The lecture is named in honour of Syd Leach who was the driving force behind the founding of the Lorne Conference on Protein Structure and Function in 1976
Professor Martin said it was a great honour to be invited to present the Leach Lecture.
“I am absolutely thrilled, delighted and honoured to be asked to be the Leach Lecturer. Just being invited to speak at the Lorne Conference is a huge honour; being given the opportunity to deliver a Leach Lecture is simply incredible to me,” Professor Martin said.
Professor Martin is known internationally for her pioneering research in protein crystallography, a branch of structural biology that seeks to understand how biological machines operate. She studies disease-causing proteins, in order to design new drugs to combat them.
A major aspect of her research focuses on the growing problem of antibiotic-resistant infections and finding new approaches to overcoming them.

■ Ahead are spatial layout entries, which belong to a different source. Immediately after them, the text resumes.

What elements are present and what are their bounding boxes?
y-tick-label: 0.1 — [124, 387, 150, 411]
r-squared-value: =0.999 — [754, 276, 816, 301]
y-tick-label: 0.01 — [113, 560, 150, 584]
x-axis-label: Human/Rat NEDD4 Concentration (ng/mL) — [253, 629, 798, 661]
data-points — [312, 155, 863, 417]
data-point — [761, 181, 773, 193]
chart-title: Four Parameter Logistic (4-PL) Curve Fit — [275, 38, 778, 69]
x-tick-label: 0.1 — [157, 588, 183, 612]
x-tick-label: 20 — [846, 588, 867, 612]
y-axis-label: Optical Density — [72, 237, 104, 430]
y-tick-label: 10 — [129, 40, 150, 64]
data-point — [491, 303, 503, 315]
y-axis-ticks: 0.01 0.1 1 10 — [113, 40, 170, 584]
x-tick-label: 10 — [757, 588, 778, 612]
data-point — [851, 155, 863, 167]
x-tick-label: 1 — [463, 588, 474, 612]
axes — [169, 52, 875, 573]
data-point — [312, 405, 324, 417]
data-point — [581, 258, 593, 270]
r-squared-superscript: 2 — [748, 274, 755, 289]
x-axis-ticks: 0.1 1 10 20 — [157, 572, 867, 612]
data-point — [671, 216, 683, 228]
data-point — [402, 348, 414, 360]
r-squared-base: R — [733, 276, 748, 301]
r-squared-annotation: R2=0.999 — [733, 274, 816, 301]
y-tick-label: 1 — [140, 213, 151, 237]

In 2018, Professor Martin was awarded the highest civilian honour in Australia, Companion (AC) in the General Division of the Order of Australia, “for eminent service to science, and to scientific research, particularly in the field of biochemistry and protein crystallography applied to drug-resistant bacteria, as a role model, and as an advocate for gender equality in science”.
Professor Martin is President of the Asian Crystallograpic Association and a member of the Executive for the International Union of Crystallography (IUCr). She was elected Fellow of the Australian Academy of Science in 2017.
She was a founding member of the Science in Australia Gender Equity (SAGE) Steering Committee, which established the Athena SWAN pilot to address gender equity in science, technology, engineering, maths and medicine.
Professor Martin was also a member of the NHMRC Women in Health Sciences Committee, and currently Chairs the IUCr Gender Equity and Diversity Committee.